Ein weiteres oft übersehenes Problem ist die Kosteneffizienz . Cloud-Speicher, Datenübertragungsgebühren und Rechenressourcen werden teuer, wenn große Datensätze kontinuierlich verschoben werden. Viele Unternehmen stellen fest, dass sie für die Speicherung und Analyse von Daten zahlen, die redundant, von geringem Wert oder irrelevant sind. Tatsächlich zeigen Studien regelmäßig, dass der Großteil der rohen Sensordaten nie genutzt wird, beim Backhauling jedoch dennoch die vollen Transport- und Speicherkosten anfallen.
Sicherheits- und Datenschutzrisiken wachsen auch mit zunehmendem Datenvolumen. Das Verschieben ungefilterter Daten über Weitverkehrsnetze vergrößert die Angriffsfläche und erfordert strenge Verschlüsselung, Überwachung und Compliance-Kontrollen. Sensible Daten wie Standortinformationen, Betriebstelemetrie oder Kundennutzungsmuster können regulatorische Auswirkungen haben, wenn sie über Regionen oder Cloud-Grenzen hinweg transportiert werden. Für einige Branchen allein macht dies ein zentralisiertes Backhauling unpraktisch.
Schließlich schränken zentralisierte Architekturen die Resilienz ein . Wenn die Konnektivität verloren geht oder die Leistung abnimmt, können Systeme, die für Analysen auf die Cloud angewiesen sind, möglicherweise nicht rechtzeitig Entscheidungen treffen. Dies ist in Edge-Umgebungen wie abgelegenen Bergbaubetrieben, Offshore-Energieplattformen, Smart Grids oder Transportsystemen, die den Betrieb nicht anhalten können, bis sich das Netzwerk erholt, nicht akzeptabel.
Ein genauerer Blick auf Daten-Backhauling-Probleme
Kurz gesagt:Mit der zunehmenden Verbreitung von Echtzeitsystemen müssen Analysen und Entscheidungen näher an die Ereignisquelle rücken, den Zustand aufrechterhalten, mit minimaler Latenz und vollständiger Konsistenz ausgeführt werden.
Ein kürzlich veröffentlichter Volt Active Data-Blog relativierte die Probleme beim Backhauling von Daten und diskutierte, wie adaptive Edge-Intelligence-Systeme sie beseitigen.
Der Blog stellte fest, dass die zentralisierte Datenverarbeitung zwar einen gewissen Verwaltungskomfort bietet, aber erhebliche versteckte Kosten mit sich bringt.
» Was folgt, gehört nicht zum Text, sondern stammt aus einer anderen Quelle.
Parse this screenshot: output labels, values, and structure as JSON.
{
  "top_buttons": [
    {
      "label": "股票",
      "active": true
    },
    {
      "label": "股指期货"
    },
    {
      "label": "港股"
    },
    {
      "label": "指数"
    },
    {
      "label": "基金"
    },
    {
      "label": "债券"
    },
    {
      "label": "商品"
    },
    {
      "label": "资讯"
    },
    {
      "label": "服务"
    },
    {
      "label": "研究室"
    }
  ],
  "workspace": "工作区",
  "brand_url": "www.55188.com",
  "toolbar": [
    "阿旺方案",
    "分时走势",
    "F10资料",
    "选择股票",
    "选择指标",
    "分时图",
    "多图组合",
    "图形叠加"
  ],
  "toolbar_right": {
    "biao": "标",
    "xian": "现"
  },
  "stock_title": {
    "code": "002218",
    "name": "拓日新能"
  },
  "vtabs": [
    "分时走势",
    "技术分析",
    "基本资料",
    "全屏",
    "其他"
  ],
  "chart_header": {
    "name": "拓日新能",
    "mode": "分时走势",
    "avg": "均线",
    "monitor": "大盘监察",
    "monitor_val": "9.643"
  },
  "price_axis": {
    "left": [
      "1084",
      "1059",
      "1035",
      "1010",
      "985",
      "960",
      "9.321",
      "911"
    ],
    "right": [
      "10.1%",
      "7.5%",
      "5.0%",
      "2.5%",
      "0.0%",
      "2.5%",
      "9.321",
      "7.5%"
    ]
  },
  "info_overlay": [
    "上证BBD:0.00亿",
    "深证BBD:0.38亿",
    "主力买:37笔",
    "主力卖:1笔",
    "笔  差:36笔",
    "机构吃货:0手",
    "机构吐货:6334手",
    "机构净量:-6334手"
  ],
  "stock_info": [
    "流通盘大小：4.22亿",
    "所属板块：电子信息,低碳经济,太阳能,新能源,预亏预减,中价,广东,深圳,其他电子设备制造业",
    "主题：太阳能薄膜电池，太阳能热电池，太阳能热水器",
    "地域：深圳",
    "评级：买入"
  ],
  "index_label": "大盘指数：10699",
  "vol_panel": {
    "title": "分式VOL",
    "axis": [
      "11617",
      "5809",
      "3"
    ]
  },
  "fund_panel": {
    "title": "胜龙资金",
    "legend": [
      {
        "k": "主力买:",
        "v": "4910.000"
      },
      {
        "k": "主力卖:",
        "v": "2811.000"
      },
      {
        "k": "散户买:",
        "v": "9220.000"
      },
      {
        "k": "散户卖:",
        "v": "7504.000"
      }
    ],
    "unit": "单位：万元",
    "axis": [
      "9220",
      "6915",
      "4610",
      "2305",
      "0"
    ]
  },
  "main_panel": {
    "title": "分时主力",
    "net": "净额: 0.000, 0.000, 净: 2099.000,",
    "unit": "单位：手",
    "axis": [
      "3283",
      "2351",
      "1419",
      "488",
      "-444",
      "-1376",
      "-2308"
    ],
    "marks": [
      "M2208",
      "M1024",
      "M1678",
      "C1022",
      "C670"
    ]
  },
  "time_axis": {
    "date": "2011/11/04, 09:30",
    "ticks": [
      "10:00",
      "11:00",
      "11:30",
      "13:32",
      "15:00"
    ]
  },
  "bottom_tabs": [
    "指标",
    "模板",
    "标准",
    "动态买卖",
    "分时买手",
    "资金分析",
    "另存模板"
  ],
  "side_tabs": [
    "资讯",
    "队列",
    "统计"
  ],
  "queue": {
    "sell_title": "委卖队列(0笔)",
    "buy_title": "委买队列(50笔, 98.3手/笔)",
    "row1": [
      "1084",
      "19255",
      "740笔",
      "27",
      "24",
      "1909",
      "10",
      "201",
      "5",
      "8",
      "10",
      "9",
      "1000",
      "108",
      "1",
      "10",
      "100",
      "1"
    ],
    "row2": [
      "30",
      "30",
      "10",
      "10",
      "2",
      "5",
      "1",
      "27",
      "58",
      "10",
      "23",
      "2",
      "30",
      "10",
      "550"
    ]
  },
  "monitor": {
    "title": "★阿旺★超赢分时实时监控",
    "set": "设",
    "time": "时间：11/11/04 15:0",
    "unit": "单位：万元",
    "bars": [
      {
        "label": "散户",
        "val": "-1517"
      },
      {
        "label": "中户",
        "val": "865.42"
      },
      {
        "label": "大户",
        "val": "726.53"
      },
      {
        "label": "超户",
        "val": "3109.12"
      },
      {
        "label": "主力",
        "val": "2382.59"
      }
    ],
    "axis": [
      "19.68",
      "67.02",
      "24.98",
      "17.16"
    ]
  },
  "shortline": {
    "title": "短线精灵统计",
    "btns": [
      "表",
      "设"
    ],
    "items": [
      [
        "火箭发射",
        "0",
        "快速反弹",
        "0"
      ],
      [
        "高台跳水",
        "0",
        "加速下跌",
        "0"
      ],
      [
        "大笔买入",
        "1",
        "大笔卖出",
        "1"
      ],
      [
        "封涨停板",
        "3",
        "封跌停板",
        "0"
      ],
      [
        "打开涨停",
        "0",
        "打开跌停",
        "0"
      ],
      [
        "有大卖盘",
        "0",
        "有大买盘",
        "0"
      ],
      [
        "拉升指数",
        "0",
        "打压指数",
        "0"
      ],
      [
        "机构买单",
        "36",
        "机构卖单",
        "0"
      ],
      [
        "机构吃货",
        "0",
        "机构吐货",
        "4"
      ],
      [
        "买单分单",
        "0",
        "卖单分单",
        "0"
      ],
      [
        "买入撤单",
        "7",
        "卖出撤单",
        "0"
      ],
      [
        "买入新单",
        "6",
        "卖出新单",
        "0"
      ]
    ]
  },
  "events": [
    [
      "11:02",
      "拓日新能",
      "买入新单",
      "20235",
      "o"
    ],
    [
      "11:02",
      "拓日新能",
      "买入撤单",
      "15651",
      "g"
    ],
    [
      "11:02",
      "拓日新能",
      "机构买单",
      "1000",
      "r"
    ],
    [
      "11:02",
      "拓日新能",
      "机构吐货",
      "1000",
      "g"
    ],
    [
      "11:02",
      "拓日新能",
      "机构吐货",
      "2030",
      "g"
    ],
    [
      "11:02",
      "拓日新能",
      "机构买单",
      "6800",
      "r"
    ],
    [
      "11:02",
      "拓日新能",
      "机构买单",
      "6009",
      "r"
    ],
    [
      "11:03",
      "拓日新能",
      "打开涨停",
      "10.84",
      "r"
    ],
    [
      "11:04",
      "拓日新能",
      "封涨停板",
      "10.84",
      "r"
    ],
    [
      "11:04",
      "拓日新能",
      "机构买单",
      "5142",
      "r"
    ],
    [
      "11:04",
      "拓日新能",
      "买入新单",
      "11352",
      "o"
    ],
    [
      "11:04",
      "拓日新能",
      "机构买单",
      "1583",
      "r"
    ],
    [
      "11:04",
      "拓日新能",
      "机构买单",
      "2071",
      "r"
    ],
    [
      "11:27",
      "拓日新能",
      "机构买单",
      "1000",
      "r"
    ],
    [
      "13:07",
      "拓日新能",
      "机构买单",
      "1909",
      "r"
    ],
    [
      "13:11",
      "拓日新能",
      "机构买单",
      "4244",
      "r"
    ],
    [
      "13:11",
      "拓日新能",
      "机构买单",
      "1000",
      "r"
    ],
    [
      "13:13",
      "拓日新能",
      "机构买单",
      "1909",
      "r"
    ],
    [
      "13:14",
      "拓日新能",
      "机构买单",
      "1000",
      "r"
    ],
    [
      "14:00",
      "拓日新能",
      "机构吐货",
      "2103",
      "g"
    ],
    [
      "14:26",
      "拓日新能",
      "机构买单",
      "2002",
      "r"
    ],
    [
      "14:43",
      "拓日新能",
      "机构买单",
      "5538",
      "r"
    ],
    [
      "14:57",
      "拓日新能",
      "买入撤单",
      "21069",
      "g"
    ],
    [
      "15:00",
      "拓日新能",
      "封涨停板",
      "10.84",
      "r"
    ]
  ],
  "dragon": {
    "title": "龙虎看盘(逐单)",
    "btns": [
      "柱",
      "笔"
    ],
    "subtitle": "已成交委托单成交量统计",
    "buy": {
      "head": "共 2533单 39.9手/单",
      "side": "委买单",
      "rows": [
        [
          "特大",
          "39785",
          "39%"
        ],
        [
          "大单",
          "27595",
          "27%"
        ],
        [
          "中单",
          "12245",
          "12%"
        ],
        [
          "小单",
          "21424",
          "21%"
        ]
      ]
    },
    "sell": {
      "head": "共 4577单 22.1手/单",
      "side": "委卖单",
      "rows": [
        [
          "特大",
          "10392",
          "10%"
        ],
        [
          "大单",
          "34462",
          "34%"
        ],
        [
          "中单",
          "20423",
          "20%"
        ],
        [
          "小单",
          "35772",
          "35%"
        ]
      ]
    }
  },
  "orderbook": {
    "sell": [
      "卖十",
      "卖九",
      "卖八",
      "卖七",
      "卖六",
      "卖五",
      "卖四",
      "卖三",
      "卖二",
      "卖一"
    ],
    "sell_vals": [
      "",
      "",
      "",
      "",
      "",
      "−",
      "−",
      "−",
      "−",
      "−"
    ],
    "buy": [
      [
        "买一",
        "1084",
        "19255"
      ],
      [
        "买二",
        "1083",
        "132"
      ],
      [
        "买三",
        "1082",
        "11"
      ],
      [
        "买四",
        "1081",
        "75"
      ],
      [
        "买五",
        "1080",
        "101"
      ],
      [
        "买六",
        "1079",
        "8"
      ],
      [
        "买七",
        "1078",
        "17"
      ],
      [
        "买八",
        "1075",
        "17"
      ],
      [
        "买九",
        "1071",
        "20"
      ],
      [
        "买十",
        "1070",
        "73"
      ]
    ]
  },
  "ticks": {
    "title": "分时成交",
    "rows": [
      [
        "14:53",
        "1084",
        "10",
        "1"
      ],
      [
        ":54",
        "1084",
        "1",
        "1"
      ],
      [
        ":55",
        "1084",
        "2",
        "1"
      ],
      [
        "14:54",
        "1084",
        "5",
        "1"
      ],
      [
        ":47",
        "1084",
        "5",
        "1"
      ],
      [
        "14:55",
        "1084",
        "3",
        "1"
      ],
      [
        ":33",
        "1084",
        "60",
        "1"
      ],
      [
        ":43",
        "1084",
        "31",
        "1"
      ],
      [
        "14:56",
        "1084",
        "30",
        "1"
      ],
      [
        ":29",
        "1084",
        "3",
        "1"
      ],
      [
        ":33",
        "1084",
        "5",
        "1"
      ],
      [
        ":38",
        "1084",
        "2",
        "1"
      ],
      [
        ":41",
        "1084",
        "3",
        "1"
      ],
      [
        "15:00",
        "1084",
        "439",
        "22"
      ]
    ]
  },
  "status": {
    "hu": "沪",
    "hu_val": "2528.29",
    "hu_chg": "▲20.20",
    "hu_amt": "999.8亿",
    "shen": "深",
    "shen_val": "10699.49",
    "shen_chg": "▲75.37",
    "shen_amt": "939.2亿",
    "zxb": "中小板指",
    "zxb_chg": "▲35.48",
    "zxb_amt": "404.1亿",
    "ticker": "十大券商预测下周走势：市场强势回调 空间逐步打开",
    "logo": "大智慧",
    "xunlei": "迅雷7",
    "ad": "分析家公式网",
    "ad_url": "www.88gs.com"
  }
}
Dazu gehören hohe Bandbreiten- und Speicherkosten durch den Transport und die Unterbringung großer Datensätze, ein erhöhter Energieverbrauch und der damit verbundene CO2-Fußabdruck, Netzwerklatenz- und Zuverlässigkeitsprobleme (insbesondere bei Echtzeitanwendungen) sowie ein höheres Risiko von Single Points of Failure, wenn die gesamte Verarbeitung von einer zentralisierten Infrastruktur abhängt.
Um diese Probleme zu lösen, verlagern Unternehmen die Intelligenz an den Rand:Sie verarbeiten und filtern Daten näher an ihrer Quelle, sodass nur sinnvolle, reduzierte Informationen nach oben gesendet werden. Ein solches Edge-Native-Modell senkt die Übertragungs- und Speicherkosten, reduziert die Latenz drastisch, verbessert die Betriebsstabilität und ermöglicht umweltfreundlichere, nachhaltigere Architekturen.
Ein letztes Wort
Da Unternehmen immer mehr Automatisierung, KI und autonome Abläufe am Edge einführen, wird das Modell, alles an ein Rechenzentrum zu liefern, zunehmend unhaltbar. Die Zukunft liegt in hybriden und Edge-nativen Architekturen, bei denen Daten lokal verarbeitet, an der Quelle reduziert oder angereichert werden und nur hochwertige Ausgaben oder Aggregate nach oben gesendet werden.